Made under the guidance of such figures as Ozu Yasujiro and Shimizu Hiroshi, Uchida's long-time friends and associates, this tonally and thematically ambitious film begins as a variation of a road-movie as we witness a young and inexperienced samurai Kojurô (Kataoka Eijiro) making an important journey to Edo (Tokyo) along with his stoic lance-bearer Gonpachi (Kataoka Chiezô) and his loquacious personal servant Genta (Katô Daisuke). Uchida gradually introduces us to a number of other characters -- an itinerant musician, a blind masseur, a impoverished old man and his young daughter, etc. -- mostly commoners who're also traveling along Tokaido road, the busy thoroughfare of the Edo era.
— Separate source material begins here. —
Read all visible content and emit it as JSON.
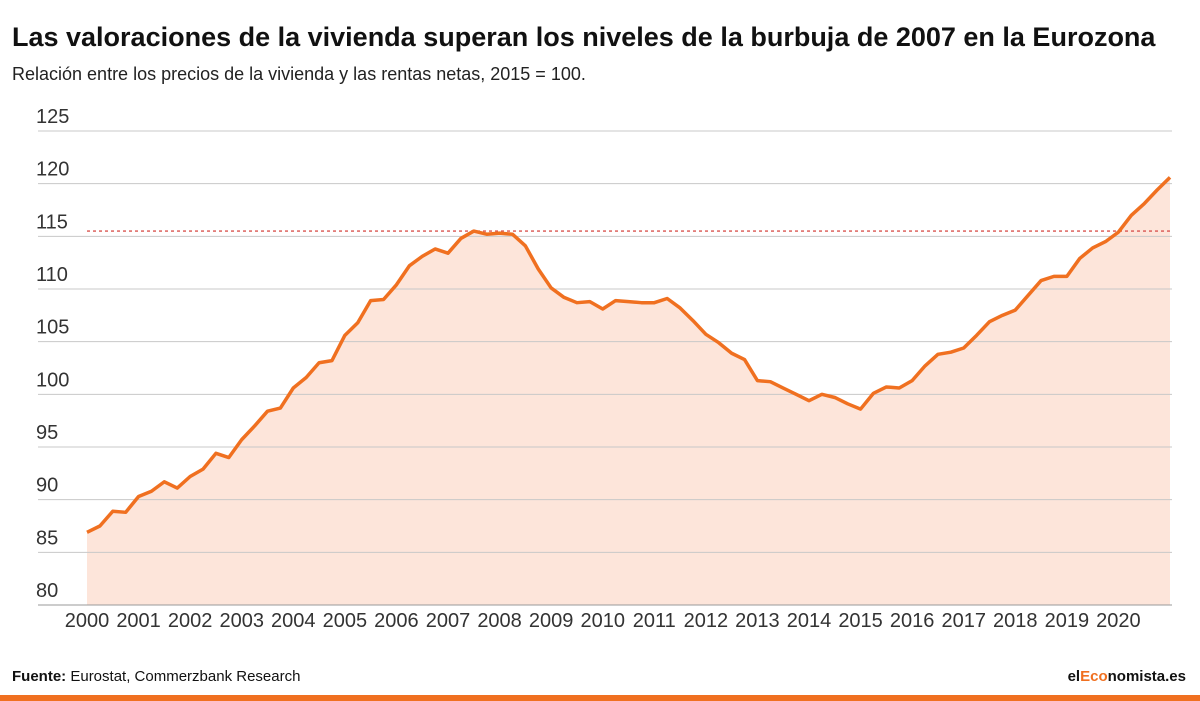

In a fashion reminiscent of the recent work by Yamada Yôji (The Twilight Samurai ), the film passes through an amalgam of shades and emotions that resolutely relate the plight of the underprivileged and dispossessed. Likewise, it climaxes with a violent, irrational confrontation. Uchida, who briefly served as an assistant to Mizoguchi Kenji early on in his career, shows a similar affinity for overhead crane-shots. The modernistic, jazz-inflected score by Kosugi Taichirô (Uchida's The Master Spearman ), which reminds one of those found in Naruse Mikio's efforts, helps underline the film's progressive attitude. Somewhat paradoxically, however, Uchida ultimately (albeit solemnly) adheres to the traditional codes and values prevalent in applicable films of the genre.